Driving through Montreal the day before to reach our campsite, we had encountered an unpleasant morass of traffic due to miles of road construction. So we opted to take public transportation for our day of sightseeing. Armed with a map, tourist book and subway guide, Manny and I headed for the nearest metro stop, Longueuil, only about 18 miles away.
Unfamiliar with the parking system, we couldn’t figure out how to get the gate barrier to go up. We kept feeding our credit card into the indicated slot, but nothing happened. We pushed the help button on the entrance pillar. To understand spoken French is difficult enough when the person is right in front of you, but trying to comprehend the French of a disembodied voice through the metal grate of a speaker box was impossible. Fortunately, a kind gentleman took pity on us, hopped out of his truck and came to our assistance.
Finally inside the gigantic station which is a terminus for both buses and subways, we found our metro line. We purchased our day pass; but again, when we slipped the card into the slot, the machine rejected it. Good thing Manny and I aren’t paranoid. A helpful student showed us that the card is placed on top where it is scanned by a magnetic card reader.
Without further incident, we arrived in the heart of Vieux Montreal. The weather was ideal: a sunny brisk autumn Sunday. We were awed by the gothic Notre Dame basilica and enjoyed the street performers in Place Jacques Cartier. We window-shopped in the heart of the old city, then strolled through Montreal’s Chinatown.
We decided to rest for awhile at Le Marché du Vieux, one of the city’s warm, inviting outdoor cafes. I truly felt like I was in Europe. We settled into our wrought iron chairs and contentedly sipped our flawless espressos. Although out of Perrier, we satisfied ourselves with sparkling Pellegrino.
Manny is on a perennial quest for the perfect —and so far elusive— croissant au beurre. Naturally, he asked our friendly waiter, Adrien, where he might find excellent croissants. Adrien thought long and hard but couldn’t come up with a local bakery that could satisfy Manny’s request.

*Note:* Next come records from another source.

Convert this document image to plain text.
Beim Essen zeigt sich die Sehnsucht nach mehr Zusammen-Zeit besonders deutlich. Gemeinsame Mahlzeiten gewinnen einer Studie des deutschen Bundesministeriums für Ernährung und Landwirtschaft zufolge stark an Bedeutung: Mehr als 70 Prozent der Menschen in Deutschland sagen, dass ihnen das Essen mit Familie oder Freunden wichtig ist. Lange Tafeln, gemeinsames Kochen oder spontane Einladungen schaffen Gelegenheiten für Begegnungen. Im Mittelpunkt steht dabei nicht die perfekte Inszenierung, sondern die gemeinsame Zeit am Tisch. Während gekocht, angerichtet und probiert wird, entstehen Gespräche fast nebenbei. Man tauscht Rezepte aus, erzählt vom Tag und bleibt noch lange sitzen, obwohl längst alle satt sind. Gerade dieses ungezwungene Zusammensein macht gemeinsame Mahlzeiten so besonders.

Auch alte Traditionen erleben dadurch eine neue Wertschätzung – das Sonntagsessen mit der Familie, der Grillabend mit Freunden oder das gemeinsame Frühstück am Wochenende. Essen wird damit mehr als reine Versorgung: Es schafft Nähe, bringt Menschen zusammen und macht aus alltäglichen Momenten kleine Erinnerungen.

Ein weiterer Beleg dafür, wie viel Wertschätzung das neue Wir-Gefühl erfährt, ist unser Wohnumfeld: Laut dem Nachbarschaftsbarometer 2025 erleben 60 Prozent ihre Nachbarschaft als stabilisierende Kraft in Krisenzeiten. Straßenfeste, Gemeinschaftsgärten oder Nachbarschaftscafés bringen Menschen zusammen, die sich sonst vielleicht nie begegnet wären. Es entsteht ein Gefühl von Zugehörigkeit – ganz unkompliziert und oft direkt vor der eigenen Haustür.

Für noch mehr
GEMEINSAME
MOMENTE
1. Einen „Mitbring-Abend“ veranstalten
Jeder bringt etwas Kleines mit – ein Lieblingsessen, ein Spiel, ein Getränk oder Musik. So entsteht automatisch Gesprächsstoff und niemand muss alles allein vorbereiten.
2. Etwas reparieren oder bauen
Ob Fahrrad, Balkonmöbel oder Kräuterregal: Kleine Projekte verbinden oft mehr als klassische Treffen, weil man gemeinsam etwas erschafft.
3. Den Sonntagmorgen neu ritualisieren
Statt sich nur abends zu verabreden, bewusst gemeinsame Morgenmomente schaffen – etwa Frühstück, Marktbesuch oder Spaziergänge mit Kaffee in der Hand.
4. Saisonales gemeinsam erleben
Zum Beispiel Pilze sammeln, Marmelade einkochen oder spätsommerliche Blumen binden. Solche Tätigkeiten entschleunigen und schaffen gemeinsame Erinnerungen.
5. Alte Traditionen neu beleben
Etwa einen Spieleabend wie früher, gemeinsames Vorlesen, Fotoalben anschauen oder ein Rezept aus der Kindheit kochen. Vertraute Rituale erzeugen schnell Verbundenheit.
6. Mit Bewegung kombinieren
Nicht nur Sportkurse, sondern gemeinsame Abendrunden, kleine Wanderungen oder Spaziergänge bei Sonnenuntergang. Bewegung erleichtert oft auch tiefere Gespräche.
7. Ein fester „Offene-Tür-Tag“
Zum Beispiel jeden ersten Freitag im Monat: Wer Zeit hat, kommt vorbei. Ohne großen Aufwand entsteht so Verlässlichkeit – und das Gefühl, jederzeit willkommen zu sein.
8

Manny chided him in French, “No Perrier, no croissants, what’s going on?” Adrien smiled, “Oh, we have croissants here; but you asked for excellent croissants; ours are only good!”
After a full day, we headed towards our metro station. As I consulted our map, a local woman approached us, asking if we would like to see something not in any of the guide books. A bit skeptical but open to adventure, we said sure.
She led us into the Centre de Commerce Montreal, an upscale building with high class office suites and trendy boutiques. There was no one around and the lighting was dim and subtle. The kind of place where you find yourself speaking in a whisper.
Then we saw it. Inside the posh center was a magnificent reflecting pool complete with a sculpture of the Goddess Amphitritis, wife of Poseidon, the likes of which we had never seen. Expensive chandeliers, chic lighting and quiet opulence, the perfect Europeanesque experience to end to our day.
Before leaving, Jacinthe made a comment that made a lasting impression on us: “Wouldn’t it be nice if all of us showed a visitor just one thing about our city not in any guide book?”
A great idea, Jacinthe! One that we will be sure to pass on.